Dr. Van Loon’s current research interests include federal-provincial relations, particularly related to post-secondary education, quality assurance and institutional structure in post-secondary education as well as the history of the Ottawa River and of First Nation/fur trader relations.


Click here to view a recording of this talk


Notes for further reading:

1) Peter Pond was a fascinating character but one who has elicited not much biography since his own journals were incomplete and obscure. There is one good source:Barry Gough, The Elusive Mr. Pond, Douglas and McIntyre, 2013. It is available at Amazon

2) Barry Gough also did a biography of MacKenzie: First Across the Continent, MacLellan and Stuart, 1997. Also available at Amazon. There is one copy in the Ottawa Library. This is probably the best, somewhat critical account of MacKenzie.

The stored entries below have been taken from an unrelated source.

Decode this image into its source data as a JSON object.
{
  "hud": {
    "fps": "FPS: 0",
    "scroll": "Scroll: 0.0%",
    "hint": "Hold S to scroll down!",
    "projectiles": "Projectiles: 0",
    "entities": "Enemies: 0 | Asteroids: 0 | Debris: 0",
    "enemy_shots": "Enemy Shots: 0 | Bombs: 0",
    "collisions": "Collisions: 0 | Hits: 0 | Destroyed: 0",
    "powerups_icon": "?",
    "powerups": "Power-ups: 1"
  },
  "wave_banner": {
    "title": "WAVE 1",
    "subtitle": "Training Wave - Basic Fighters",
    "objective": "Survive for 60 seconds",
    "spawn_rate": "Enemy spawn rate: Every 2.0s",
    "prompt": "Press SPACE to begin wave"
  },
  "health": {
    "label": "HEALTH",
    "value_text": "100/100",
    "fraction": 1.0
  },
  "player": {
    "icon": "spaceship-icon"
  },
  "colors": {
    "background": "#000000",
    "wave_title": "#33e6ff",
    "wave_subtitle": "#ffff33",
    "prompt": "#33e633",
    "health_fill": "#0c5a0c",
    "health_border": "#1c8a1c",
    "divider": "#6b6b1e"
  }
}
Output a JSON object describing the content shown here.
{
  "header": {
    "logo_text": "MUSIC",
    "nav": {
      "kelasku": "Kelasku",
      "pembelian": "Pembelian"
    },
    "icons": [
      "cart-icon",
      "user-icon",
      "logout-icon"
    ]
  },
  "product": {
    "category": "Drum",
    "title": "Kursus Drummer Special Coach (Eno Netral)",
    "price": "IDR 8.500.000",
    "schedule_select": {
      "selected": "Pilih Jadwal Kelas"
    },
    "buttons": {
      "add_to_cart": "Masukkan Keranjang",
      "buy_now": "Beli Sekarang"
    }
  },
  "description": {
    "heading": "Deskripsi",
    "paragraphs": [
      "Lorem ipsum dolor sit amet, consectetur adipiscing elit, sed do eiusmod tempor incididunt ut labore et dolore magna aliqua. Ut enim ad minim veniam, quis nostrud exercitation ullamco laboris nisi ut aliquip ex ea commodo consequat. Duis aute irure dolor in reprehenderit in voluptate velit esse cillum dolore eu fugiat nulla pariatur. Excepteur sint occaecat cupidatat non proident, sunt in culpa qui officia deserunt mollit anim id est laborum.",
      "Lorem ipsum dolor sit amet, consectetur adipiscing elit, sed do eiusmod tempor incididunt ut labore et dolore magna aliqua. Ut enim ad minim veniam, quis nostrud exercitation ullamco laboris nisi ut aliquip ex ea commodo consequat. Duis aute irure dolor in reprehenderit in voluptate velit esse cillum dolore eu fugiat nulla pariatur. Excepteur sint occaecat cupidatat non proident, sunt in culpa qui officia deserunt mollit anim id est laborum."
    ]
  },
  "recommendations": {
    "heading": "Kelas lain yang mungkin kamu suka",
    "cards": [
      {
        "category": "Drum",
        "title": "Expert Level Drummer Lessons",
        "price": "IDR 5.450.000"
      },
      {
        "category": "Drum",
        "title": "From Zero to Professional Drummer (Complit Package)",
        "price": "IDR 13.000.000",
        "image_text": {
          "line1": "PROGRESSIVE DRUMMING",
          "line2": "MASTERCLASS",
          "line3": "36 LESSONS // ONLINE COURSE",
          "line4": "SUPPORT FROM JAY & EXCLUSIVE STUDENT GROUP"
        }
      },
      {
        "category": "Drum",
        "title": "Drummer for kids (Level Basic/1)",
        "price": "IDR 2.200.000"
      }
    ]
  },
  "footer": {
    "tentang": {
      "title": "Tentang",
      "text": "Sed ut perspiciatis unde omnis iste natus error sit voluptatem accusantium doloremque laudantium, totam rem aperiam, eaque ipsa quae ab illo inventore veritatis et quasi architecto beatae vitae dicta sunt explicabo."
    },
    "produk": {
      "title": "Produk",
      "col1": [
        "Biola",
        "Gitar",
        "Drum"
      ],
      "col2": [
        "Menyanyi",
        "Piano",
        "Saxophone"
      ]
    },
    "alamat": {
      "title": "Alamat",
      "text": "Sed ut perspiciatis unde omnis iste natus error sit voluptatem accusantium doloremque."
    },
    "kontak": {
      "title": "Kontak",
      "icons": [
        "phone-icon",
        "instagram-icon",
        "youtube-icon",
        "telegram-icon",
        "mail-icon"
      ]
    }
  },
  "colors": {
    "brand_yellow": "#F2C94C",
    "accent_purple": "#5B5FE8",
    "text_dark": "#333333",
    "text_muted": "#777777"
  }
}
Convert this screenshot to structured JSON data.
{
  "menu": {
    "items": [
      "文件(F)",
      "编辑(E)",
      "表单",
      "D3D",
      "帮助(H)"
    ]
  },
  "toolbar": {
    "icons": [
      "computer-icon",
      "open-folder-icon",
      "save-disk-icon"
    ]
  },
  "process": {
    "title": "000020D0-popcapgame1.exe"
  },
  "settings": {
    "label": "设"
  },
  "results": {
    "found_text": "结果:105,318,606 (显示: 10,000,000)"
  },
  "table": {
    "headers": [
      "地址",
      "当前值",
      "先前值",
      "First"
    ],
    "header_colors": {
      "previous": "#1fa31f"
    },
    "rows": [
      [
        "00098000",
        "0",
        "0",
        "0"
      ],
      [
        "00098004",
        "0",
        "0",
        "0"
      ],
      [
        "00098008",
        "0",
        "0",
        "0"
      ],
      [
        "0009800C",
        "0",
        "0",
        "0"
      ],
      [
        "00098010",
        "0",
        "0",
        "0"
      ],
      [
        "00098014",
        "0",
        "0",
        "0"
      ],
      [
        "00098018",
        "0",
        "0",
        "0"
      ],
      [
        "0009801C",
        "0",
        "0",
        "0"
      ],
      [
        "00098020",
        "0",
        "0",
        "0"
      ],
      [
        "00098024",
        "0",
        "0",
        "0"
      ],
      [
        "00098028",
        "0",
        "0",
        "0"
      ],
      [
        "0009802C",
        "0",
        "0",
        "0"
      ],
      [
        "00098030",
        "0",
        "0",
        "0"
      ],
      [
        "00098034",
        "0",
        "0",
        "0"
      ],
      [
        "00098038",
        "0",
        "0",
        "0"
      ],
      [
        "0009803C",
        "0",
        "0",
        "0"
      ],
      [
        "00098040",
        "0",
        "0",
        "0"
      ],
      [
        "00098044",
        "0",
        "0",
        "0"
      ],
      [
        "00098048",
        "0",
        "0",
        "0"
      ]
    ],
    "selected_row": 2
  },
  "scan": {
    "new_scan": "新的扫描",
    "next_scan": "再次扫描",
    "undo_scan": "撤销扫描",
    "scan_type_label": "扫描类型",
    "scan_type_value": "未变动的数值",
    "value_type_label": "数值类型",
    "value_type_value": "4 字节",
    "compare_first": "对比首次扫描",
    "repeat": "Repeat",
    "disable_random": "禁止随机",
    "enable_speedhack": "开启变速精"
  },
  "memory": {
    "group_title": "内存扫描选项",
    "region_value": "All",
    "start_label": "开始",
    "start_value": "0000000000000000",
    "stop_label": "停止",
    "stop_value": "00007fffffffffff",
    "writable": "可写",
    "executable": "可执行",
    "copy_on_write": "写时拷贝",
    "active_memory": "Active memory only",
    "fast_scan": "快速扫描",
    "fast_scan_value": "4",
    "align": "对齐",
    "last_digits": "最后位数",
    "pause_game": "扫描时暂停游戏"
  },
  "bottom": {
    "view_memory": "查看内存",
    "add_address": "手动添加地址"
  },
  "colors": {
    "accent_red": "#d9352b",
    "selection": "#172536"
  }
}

3) Derek Hayes, First Crossing, Douglas and McIntyre, 2001. It is harder to find but may, I hope be in the library. It features great pictures and Hayes followed much of MacKenzie’s trail. I got it from a used bookseller. 

4) MacKenzie’s own Voyages from Montreal on the River St Lawrence through the Continent of North America… is quite readable. There are two volumes. The first describes the fur trade in great detail. The second describes his voyages and is the source of the quotes I used. It is easily findable online free.

5) The best shorter general source for all the explorers and also the First Nation leaders who worked with them is The Dictionary of Candian Biography, a terrific online free resource. There may be enough there to satisfy many readers.